In August 2010, Soundkeeper amended the complaint to add claims that BNSF’s unpermitted discharges of industrial stormwater from the Balmer Yard violated the Clean Water Act on all rainy days – which, in Seattle, are frequent. To prove the point, a stormwater consultant hired by Soundkeeper performed a dye test on the 87-acre site, and watched the waters of Smith Cove in Elliott Bay turn green with the harmless dye. Convinced that stormwater did in fact discharge into the bay and Puget Sound, Federal Judge John Coughenour entered an order in August 2011 finding BNSF liable for extensive violations of the Clean Water Act. The company was guilty both of discharging industrial stormwater without a permit and of failing to implement required stormwater pollution-control measures.
The consent decree, filed Dec. 21, 2011, contains provisions for recovering damages to the environment and ensuring compliance with the Clean Water Act at the facility. It does recognize, however, that since the initial case was filed, and BNSF learned of the true discharge-direction of the railyard’s stormwater, it has taken significant actions to improve its management of stormwater on the site.
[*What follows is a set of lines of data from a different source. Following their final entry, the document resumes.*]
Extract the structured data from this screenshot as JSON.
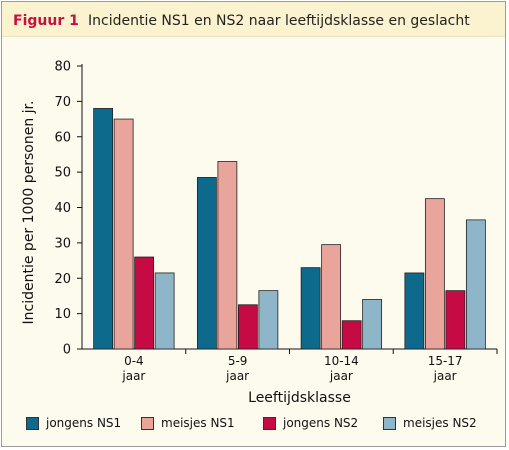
{
  "header": {
    "label": "Figuur 1",
    "title": "Incidentie NS1 en NS2 naar leeftijdsklasse en geslacht"
  },
  "chart_data": {
    "type": "bar",
    "categories": [
      [
        "0-4",
        "jaar"
      ],
      [
        "5-9",
        "jaar"
      ],
      [
        "10-14",
        "jaar"
      ],
      [
        "15-17",
        "jaar"
      ]
    ],
    "series": [
      {
        "name": "jongens NS1",
        "color": "#0e6a8c",
        "values": [
          68,
          48.5,
          23,
          21.5
        ]
      },
      {
        "name": "meisjes NS1",
        "color": "#e9a59c",
        "values": [
          65,
          53,
          29.5,
          42.5
        ]
      },
      {
        "name": "jongens NS2",
        "color": "#c50a44",
        "values": [
          26,
          12.5,
          8,
          16.5
        ]
      },
      {
        "name": "meisjes NS2",
        "color": "#8fb5c9",
        "values": [
          21.5,
          16.5,
          14,
          36.5
        ]
      }
    ],
    "xlabel": "Leeftijdsklasse",
    "ylabel": "Incidentie per 1000 personen jr.",
    "ylim": [
      0,
      80
    ],
    "yticks": [
      0,
      10,
      20,
      30,
      40,
      50,
      60,
      70,
      80
    ],
    "grid": false,
    "legend_position": "bottom"
  }
}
The abatement measures included: developing a stormwater-pollutionprevention plan; coating roofs to minimize zinc pollution; stabilizing banks to minimize soil-erosion; and taking other actions to prevent and control spills and minimize rain contact with sources of contamination.
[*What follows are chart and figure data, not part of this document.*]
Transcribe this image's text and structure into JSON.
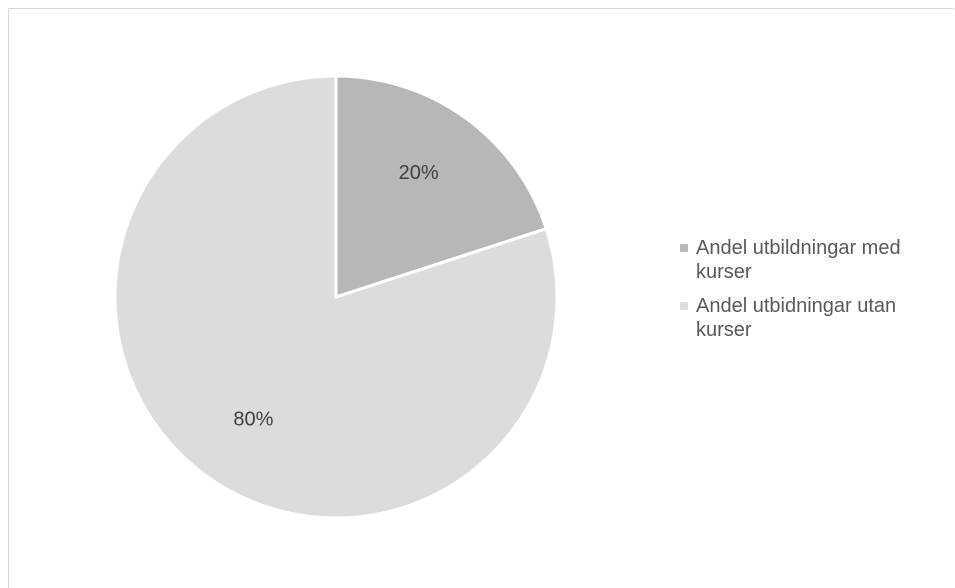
{
  "chart_data": {
    "type": "pie",
    "title": "",
    "series": [
      {
        "name": "Andel utbildningar med kurser",
        "value": 20,
        "label": "20%",
        "color": "#b7b7b7"
      },
      {
        "name": "Andel utbidningar utan kurser",
        "value": 80,
        "label": "80%",
        "color": "#dcdcdc"
      }
    ],
    "legend_position": "right"
  }
}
Under the decree, BNSF paid a total of $1.5 million to a new Puget Sound mitigation fund established by Soundkeeper and the Rose Foundation for Communities and the Environment. The foundation began accepting applications in June 2012 and will award grants to third-party groups for environmental restoration projects in Puget Sound. The federal court will retain jurisdiction over the case to enforce the decree, which includes the requirement that BNSF comply with the terms of its stormwater-discharge permit.
Soundkeeper has won more than 150 legal victories under the Clean Water Act, resulting in reduced sewage overflows, improved treatment technologies and other water-quality-protection measures, and this recent settlement is one of the largest ever involving stormwater pollution. It has given a powerful impetus to Puget Soundkeeper Alliance’s fight to eliminate the thousands of toxic-stormwater discharges into Puget Sound.
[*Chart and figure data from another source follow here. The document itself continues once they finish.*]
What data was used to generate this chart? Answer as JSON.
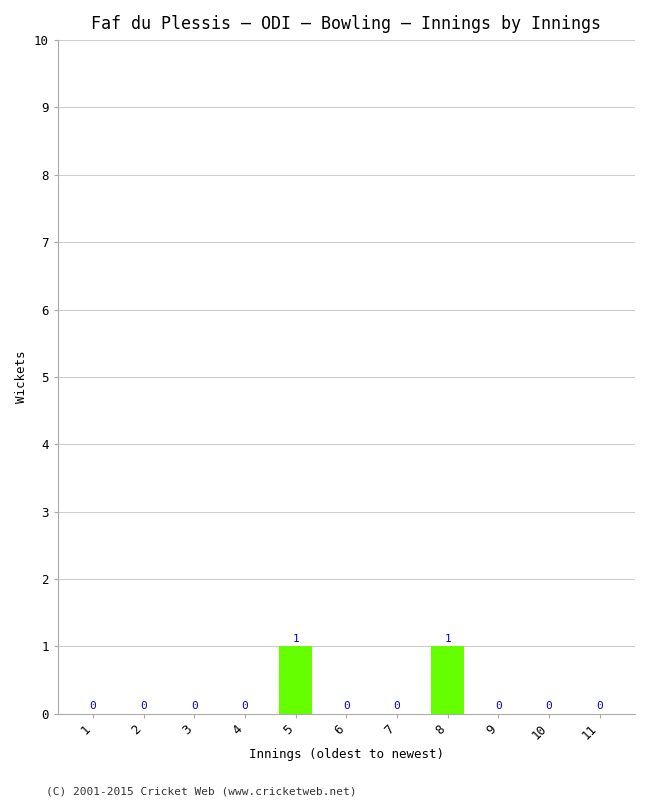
{
  "title": "Faf du Plessis – ODI – Bowling – Innings by Innings",
  "xlabel": "Innings (oldest to newest)",
  "ylabel": "Wickets",
  "innings": [
    1,
    2,
    3,
    4,
    5,
    6,
    7,
    8,
    9,
    10,
    11
  ],
  "wickets": [
    0,
    0,
    0,
    0,
    1,
    0,
    0,
    1,
    0,
    0,
    0
  ],
  "bar_color": "#66ff00",
  "label_color": "#0000cc",
  "label_fontsize": 8,
  "ylim": [
    0,
    10
  ],
  "yticks": [
    0,
    1,
    2,
    3,
    4,
    5,
    6,
    7,
    8,
    9,
    10
  ],
  "background_color": "#ffffff",
  "grid_color": "#cccccc",
  "title_fontsize": 12,
  "axis_label_fontsize": 9,
  "tick_fontsize": 9,
  "footer": "(C) 2001-2015 Cricket Web (www.cricketweb.net)",
  "footer_fontsize": 8,
  "bar_width": 0.65
}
Stormwater treatment systems are now becoming more commonplace on industrial sites, both in response to Soundkeeper’s legal action and through their own initiatives. Many of these industries report dramatic declines in the discharge of heavy metals, turbidity and petroleum. The effect of the BNSF victory will be multiplied if other industries will take note, and do what many others have done already: install stormwater treatment systems, as they are required to do, to insure that on-site pollution does not spread to adjacent waters.